İkincil gruplarda kullanıcı bireysel olarak değişebilir ancak grup yapısı temelde aynıdır. Bu nedenle, ikincil grupların psikolojik yapısının da kişi bazında ayrıntılı olarak tanımlanması gereksizdir. Psikolojik yapı, grup bütününe ilişkin, yaş, meslek vb.den kaynaklanan psikomotor, duyuşsal ve bilişsel davranışların ortaya konması ile tanımlanabilir. Örnek olarak, çocuklardan oluşan bir grubun psikomotor davranışları koşma, oynama, vb. devinim; duyuşsal davranışları sevinç, güven, korku, vb. duygu; bilişsel davranışları öğrenme, çalışma, akıl yürütme, vb. etkinlik kaynaklıdır. Ayrıca, yapının, duyuşsal davranışlardan kaynaklanan beğenme vb. gereksinmelere yanıt vermesi, çok kişi ve farklı beğeniler söz konusu olduğundan zordur. Bununla birlikte, son yıllarda sosyal sürdürülebilirlik bağlamında ortaya çıkan katılımcı tasarım anlayışı çerçevesinde yapılacak anketlerle çoğunluğun beğenilerine en yakın tasarımın belirlenmesi ve gerçekleştirilmesi (Sönmez, 2003) psikolojik açıdan sağlıklı yapıya ulaşmada bir yol olarak görülebilir. Yapılan araştırmalarda, çok kişiyi barındıran yapılarda çalışanların estetik gereksinmelerinin dikkate alınması ile psikolojik açıdan rahatsızlık duyma oranlarının azaldığı, öz saygının arttığı, karşılığında üstlerine ve işe duyulan saygının fazlalaştığı belirlenmiştir (Gür, 1996).

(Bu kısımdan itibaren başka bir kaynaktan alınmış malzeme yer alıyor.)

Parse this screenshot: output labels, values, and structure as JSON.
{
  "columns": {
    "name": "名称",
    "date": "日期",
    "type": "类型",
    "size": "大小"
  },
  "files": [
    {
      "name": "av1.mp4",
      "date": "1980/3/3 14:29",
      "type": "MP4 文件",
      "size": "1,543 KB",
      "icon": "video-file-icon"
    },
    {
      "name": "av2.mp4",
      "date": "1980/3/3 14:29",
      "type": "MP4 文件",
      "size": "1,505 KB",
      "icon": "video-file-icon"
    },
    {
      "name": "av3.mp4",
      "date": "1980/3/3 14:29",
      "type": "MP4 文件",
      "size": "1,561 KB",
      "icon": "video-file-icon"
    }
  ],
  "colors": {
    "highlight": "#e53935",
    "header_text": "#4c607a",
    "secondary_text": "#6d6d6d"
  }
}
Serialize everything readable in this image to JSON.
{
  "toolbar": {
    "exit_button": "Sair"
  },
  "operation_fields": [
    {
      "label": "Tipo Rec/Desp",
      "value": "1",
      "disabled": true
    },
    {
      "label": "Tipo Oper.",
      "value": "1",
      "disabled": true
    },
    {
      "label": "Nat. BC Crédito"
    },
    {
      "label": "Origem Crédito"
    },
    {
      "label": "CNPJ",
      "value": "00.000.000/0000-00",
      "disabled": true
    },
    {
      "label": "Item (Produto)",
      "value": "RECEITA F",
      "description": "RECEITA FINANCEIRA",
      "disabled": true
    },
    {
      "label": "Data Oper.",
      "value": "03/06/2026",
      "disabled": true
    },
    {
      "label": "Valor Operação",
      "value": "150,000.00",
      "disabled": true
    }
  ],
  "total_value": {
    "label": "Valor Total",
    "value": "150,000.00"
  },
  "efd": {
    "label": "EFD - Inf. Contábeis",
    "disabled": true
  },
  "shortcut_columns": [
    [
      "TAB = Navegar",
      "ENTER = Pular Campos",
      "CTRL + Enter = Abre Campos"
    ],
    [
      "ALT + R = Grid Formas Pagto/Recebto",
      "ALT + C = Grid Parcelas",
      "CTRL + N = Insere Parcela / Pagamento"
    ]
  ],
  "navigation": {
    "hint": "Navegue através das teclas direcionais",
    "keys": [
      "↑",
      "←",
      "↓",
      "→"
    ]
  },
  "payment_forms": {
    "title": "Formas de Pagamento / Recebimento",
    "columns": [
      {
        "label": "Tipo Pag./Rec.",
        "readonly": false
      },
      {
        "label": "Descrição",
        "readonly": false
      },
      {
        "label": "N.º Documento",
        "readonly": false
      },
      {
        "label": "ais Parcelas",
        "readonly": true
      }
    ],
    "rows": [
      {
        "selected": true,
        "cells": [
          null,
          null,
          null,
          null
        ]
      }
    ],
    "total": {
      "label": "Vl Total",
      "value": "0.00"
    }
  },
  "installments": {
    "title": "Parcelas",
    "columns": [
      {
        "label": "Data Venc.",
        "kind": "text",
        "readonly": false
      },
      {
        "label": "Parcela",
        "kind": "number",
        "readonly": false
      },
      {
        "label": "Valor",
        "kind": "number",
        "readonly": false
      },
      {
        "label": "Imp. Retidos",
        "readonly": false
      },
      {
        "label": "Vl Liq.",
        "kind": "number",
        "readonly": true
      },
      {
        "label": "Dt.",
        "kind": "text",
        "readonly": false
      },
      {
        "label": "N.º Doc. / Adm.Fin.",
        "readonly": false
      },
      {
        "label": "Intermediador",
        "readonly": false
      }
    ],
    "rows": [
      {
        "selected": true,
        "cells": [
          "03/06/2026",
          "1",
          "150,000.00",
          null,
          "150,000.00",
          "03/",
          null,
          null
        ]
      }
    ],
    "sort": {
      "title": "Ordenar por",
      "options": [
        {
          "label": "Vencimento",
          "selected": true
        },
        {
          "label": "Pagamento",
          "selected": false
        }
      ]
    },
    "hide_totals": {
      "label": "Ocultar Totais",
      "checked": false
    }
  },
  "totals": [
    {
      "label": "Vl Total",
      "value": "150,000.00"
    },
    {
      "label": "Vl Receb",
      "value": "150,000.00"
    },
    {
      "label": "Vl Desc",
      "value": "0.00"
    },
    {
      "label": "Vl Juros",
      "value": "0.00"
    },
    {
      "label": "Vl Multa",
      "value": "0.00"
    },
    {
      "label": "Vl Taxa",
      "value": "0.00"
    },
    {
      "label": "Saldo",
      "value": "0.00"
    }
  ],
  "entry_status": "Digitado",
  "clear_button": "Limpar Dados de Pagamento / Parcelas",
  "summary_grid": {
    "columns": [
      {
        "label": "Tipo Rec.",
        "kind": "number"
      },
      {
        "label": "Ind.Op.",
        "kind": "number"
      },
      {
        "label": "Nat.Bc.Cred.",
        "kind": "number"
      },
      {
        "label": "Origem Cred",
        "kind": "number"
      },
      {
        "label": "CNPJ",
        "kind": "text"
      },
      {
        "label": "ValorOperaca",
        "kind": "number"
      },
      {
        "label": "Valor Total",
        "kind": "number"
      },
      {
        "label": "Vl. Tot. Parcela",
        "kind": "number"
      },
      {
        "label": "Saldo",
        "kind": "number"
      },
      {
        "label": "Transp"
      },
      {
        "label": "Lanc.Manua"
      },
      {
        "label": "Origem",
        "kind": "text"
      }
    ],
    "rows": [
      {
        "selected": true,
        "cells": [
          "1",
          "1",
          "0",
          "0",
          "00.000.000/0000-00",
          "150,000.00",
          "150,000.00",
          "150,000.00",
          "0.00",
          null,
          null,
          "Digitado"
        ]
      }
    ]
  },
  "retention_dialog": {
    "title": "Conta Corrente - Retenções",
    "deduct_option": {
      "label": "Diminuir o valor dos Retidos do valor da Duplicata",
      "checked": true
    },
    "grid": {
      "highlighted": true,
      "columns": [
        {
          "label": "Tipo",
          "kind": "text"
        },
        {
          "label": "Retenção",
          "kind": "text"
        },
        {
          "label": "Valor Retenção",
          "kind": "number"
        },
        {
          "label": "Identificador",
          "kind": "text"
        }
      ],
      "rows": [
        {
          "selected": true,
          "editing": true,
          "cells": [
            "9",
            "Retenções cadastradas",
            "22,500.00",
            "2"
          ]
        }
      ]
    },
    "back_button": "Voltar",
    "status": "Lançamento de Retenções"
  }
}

Ek 4, 5 ve 7’deki kullanıcı tanımlama çizelgelerinde, çevre tanımlama çizelgesinde olduğu gibi, ileride, sürdürülebilirlik değerlendirmesi sırasında ele alınacak, her etmene ilişkin, değişikliklerin ve yeni tanımlamaların kolaylıkla izlenebilmesi açısından kullanıcı bilgileri kodlanmıştır.

5.1.1.3 Kuralların Tanımlanması

Yapı ve kullanıcının tanımlanmasından sonra, tasarlanacak sağlıklı yapının sağlaması gereken dış ve iç çevre özelliklerine bağlı niteliklerin değerlerini belirleyen ve tasarımı yönlendiren;

zorunluluklar,

bilimsel kaynaklar

açıkça ortaya konmalıdır. Bu tanımlamanın yapılmasında, kullanım sırasında oluşabilecek kural değişikliklerinin kolayca saptanabilmesi açısından yarar vardır.

Sağlıklı yapının elde edilmesi sırasında uyulacak kurallar; yapının ve yapı üretim sisteminin çevresindeki kurumların koyduğu zorunlulukların ve bilimsel bulguların kaynaklarının belirlenmesi ile tanımlanır. Bu kurallara örnek olarak, Çevresel Gürültünün Değerlendirilmesi ve Yönetimi Yönetmeliği, TS 12093 Çevre Sağlığı-Lejyoner Hastalığının (Lejyonellozis) Önlenmesi İçin Alınması Gereken Tedbirler, CIE Guide on Interior Lighting (CIE İç Mekan Aydınlatma Kılavuzu), vb. verilebilir. Ek 8’de yapının tasarımı ve üretimi sırasında uyulacak

bilim ve zorunluluklar ile ilgili kuralların belirlenmesinde kullanılabilecek örnek çizelge görülebilir. Zorunluluklar ve bilimsel kurallar, Ek 8’de olduğu gibi, yapının fiziksel ve sosyal dış ve iç çevre özelliklerine göre sınıflandırılabilir. Çizelgeye, tasarımda kullanılacak, fiziksel ve sosyal dış ve iç çevreye ilişkin, yasa, tüzük, yönetmelik, şartname, standart ve bilimsel kaynaklar işlenebilir.